Guest Commentary

Make your voice heard

Now, more than ever, nurses must advocate for improved patient care

by Clinical Assistant Professor Erin Wyatt, MSN, RN

Earlier this year, a state senator in Washington created a lot of buzz when she said that nurses “probably play cards for a considerable amount of the day” when working their shifts. This statement was made during a discussion about a bill which would ensure that nurses receive uninterrupted meal breaks at work. Even a first-year nursing student knows there is no time for fun and games when nurses are caring for patients! It is frightening that an elected official would make such an outrageous statement.

Let’s think for a moment about how sobering it is that many individuals who have very little knowledge about healthcare are the ones making decisions that affect so many patients and the people devoted to caring for them. This highlights the utmost importance of civic engagement and political and legislative advocacy among nurses.

My challenge to all nurses and nursing students is to become involved in legislative and political advocacy. Never forget how important your role is, even when you’re not at the patient’s bedside.

Clinical Assistant Professor Erin Wyatt

For centuries, nurses have worked tirelessly to help bring lives into the world, heal the sick, comfort the dying, and save the lives of the critically ill. They conduct research to find ways to improve symptoms and enhance quality of life. Nurses are both caregivers and scientists whose reach has no boundaries and who care for people of all races, religions, gender identities, and socioeconomic backgrounds. Nurses know the hardships their patients face, the challenges they overcome, and the unmet needs that can leave them devastated. This heightened awareness of the human condition gives nurses a certain credibility. In fact, nurses have been consistently voted the country’s most trusted profession for almost two decades. Their understanding – and their credibility – make them uniquely suited to get involved politically.

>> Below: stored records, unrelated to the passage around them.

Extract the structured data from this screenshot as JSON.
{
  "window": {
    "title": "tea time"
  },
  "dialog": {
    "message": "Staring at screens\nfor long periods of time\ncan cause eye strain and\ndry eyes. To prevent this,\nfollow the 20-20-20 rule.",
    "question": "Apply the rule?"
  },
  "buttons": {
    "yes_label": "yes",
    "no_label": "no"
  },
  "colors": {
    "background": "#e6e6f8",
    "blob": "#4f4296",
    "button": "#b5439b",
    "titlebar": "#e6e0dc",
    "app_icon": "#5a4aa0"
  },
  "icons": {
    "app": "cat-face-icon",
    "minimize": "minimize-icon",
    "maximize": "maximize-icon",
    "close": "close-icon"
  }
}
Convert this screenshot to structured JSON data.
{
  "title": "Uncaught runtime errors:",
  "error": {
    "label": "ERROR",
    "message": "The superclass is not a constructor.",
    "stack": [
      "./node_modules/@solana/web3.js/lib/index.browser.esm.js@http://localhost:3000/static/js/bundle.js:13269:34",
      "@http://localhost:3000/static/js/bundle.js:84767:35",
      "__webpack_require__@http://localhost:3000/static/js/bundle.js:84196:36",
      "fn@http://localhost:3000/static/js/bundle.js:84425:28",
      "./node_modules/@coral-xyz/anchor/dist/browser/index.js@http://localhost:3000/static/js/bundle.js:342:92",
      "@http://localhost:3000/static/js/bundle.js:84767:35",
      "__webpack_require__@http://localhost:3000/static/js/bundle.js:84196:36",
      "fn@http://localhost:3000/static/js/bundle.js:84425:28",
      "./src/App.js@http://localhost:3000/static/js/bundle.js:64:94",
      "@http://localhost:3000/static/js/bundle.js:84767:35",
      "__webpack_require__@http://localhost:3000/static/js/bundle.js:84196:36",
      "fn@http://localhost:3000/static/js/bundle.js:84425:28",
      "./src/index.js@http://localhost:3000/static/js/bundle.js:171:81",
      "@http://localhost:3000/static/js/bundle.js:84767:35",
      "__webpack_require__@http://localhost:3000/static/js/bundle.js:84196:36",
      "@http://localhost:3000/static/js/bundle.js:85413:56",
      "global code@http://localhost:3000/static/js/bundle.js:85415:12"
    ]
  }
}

Becoming involved in legislative advocacy may seem intimidating, but it can be as simple as signing a petition or sending an email. Many nursing professional organizations – such as the American Nurses Association, Oncology Nursing Society, and the American Association of Critical Care Nurses – have their own advocacy groups that send out notifications when important healthcare bills are being introduced and will often provide electronic forms that make it easy for you to contact legislators. These groups also often have websites where you can search for the email addresses and telephone numbers of elected officials simply by entering a zip code. Nurses who wish to take on a more active role in political advocacy can learn more about how to affect healthcare policy by applying for the Nursing Organization Alliance’s Nurse in Washington Internship (NIWI) at

Personally, I find it very satisfying to participate in legislative advocacy. I feel that I can use my voice as a nurse to stand up for issues that affect the health of my community and my country. I have written letters to the editor of my local paper referencing my position as a nurse. I have made calls, left voicemails, sent emails, and written letters to my senators and representatives at both the state and federal level. I have attended several “Lobby Days” at the Indiana Statehouse regarding public health issues. I have canvassed for candidates that stand up for nurses and for healthcare. I have walked through crowds at fundraising events to speak to my U.S. senator face-to-face about healthcare legislation and made sure to introduce myself as a registered nurse. Last year, I put my name on the ballot and ran for an elected position and won!

My challenge to all nurses and nursing students is to become involved in legislative and political advocacy. Start by picking one issue that is important to you – for example, safe nurse-to-patient ratios or affordable prescription costs – and research it. Then contact the elected officials who vote on bills related to your important issue, tell them you are a nurse, and why the issue is important to you. If they end up supporting your cause, remember to follow up with a “thank you”! The more you do this, the easier it will become.

Then, one day, maybe you will be ready to run for office yourself and join the two registered nurses now serving in Congress or become the first nurse ever elected to the U.S. Senate! Last, but not least, make sure you are registered and vote in every election. Never forget how important your role is, even when you’re not at the patient’s bedside.

Erin Wyatt and members of "Students Demand Action" with IN State Representative Matt Pierce

The IU School of Nursing takes great pride in our history of advocating for the issues of importance to nurses, as evidenced by IUSON’s Dr. Sharron Crowder and her recent selection as a Robert Wood Johnson Foundation (RWJF) Health Policy Fellow. Dr. Crowder is the first IU faculty member in 43 years and the first IUSON faculty member to be awarded this prestigious fellowship. Dr. Crowder will spend the next year in Washington, D.C. gaining invaluable hands-on experience – and an insider’s perspective – on the factors shaping healthcare policy at the federal level.

We thank IUSON Clinical Assistant Professor Erin Wyatt for her own story about the importance of nurse advocacy and the many ways nurses at every level can get involved in championing our profession.